No, it's a slap in the face of the people who are ignoring the efforts
to build a mechanism that allows sane deployment of minor changes to a
MIME type. Or can you point me to the mail list of people trying to
standardize the use of the user-agent field and write a spec suitable
for use in an RFC for the netscape extensions?

>    In short,
>    1) the User-Agent tag is USEFUL.

Yes. For content negotiation it's almost as useful as a boulder when
you need a spare tire.

>    2) Your comment is an insult to the people who have been trying
>       to make sense of all of this.

The people I see trying to make sense of this (the http and html
working groups) are generally ignoring the user-agent field, and
trying to fix the mechanisms that have been around longer than
NetScape so they can deal with finer grain issues than they were
designed for. This problem would never have happened if there weren't
two different things running around with the type "text/html".

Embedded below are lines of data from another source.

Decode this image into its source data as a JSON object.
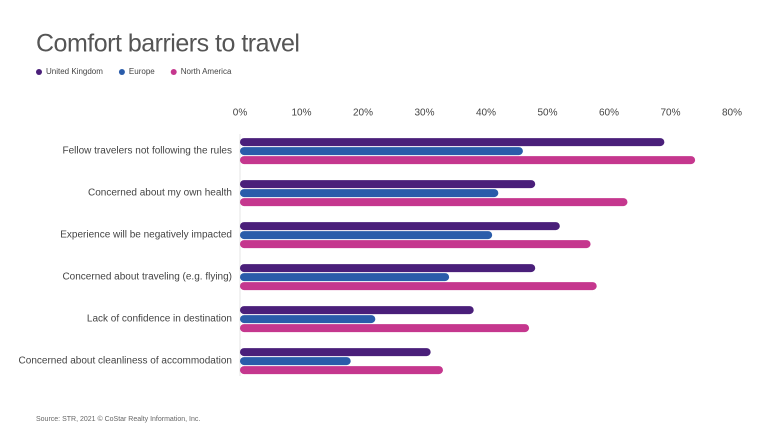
{
  "chart_data": {
    "type": "barh",
    "title": "Comfort barriers to travel",
    "categories": [
      "Fellow travelers not following the rules",
      "Concerned about my own health",
      "Experience will be negatively impacted",
      "Concerned about  traveling (e.g. flying)",
      "Lack of confidence in destination",
      "Concerned about cleanliness of accommodation"
    ],
    "series": [
      {
        "name": "United Kingdom",
        "color": "#4a1f7a",
        "values": [
          69,
          48,
          52,
          48,
          38,
          31
        ]
      },
      {
        "name": "Europe",
        "color": "#2a5caa",
        "values": [
          46,
          42,
          41,
          34,
          22,
          18
        ]
      },
      {
        "name": "North America",
        "color": "#c5378e",
        "values": [
          74,
          63,
          57,
          58,
          47,
          33
        ]
      }
    ],
    "xlim": [
      0,
      80
    ],
    "xticks": [
      {
        "value": 0,
        "label": "0%"
      },
      {
        "value": 10,
        "label": "10%"
      },
      {
        "value": 20,
        "label": "20%"
      },
      {
        "value": 30,
        "label": "30%"
      },
      {
        "value": 40,
        "label": "40%"
      },
      {
        "value": 50,
        "label": "50%"
      },
      {
        "value": 60,
        "label": "60%"
      },
      {
        "value": 70,
        "label": "70%"
      },
      {
        "value": 80,
        "label": "80%"
      }
    ],
    "grid": false,
    "source": "Source: STR, 2021 © CoStar Realty Information, Inc."
  }
}
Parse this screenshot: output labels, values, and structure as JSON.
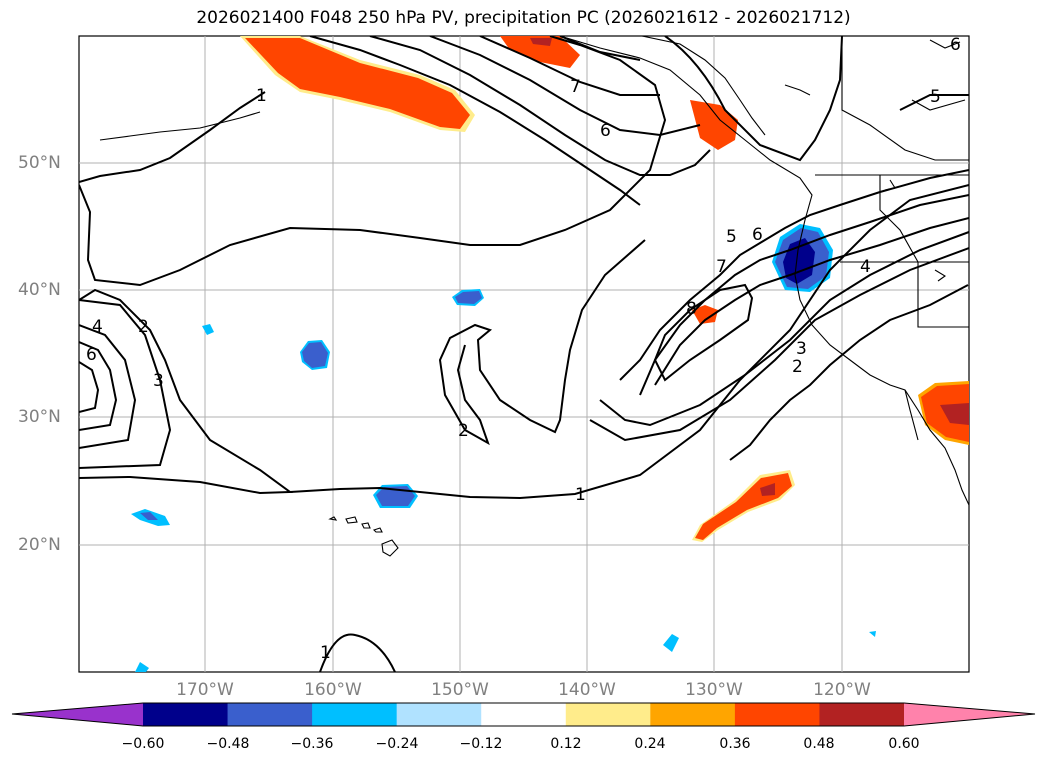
{
  "title": "2026021400 F048 250 hPa PV, precipitation PC (2026021612 - 2026021712)",
  "lat_labels": [
    "50°N",
    "40°N",
    "30°N",
    "20°N"
  ],
  "lon_labels": [
    "170°W",
    "160°W",
    "150°W",
    "140°W",
    "130°W",
    "120°W"
  ],
  "contour_labels": [
    "1",
    "1",
    "1",
    "2",
    "2",
    "2",
    "3",
    "3",
    "4",
    "4",
    "5",
    "5",
    "6",
    "6",
    "6",
    "7",
    "7",
    "8",
    "6"
  ],
  "colorbar": {
    "ticks": [
      "−0.60",
      "−0.48",
      "−0.36",
      "−0.24",
      "−0.12",
      "0.12",
      "0.24",
      "0.36",
      "0.48",
      "0.60"
    ],
    "colors": [
      "#9932cc",
      "#00008b",
      "#3a5fcd",
      "#00bfff",
      "#b0e2ff",
      "#ffffff",
      "#ffec8b",
      "#ffa500",
      "#ff4500",
      "#b22222",
      "#ff82ab"
    ]
  },
  "colors": {
    "grid": "#b0b0b0",
    "contour": "#000000",
    "label_gray": "#808080"
  }
}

>    3) Microsoft has just made life that much more difficult for
>       those of us who have been successfully negotiating content
>       based on the User-Agent tag.

I've been seeing a lot of snake oil on the web lately, and I've always
considered content negotiation based on user agent as such.  Convince
me I'm wrong, and that you're successfully negotiating content based
on user-agent. Tell me how you treat emacs-w3? IBrowse? Charlotte?

	<mike

(*) They used it - they did the thing that gets the best results for
THEIR users. Not using it at all would mean they got
least-common-denominator behavior from all sites, and probably that
from most of them into the forseeable future. Tagging it as Mozilla
means they get the appropriate result in a lot of cases, and some
small fraction of breakage. If it works, their users win. If it
doesn't work, it provides extra incentive for the webmasters to update
their software to correclty recognize MSIE - and their users win
again. That this usage doesn't agree with your usage is the price you
pay for working in an area where there are no documented standards.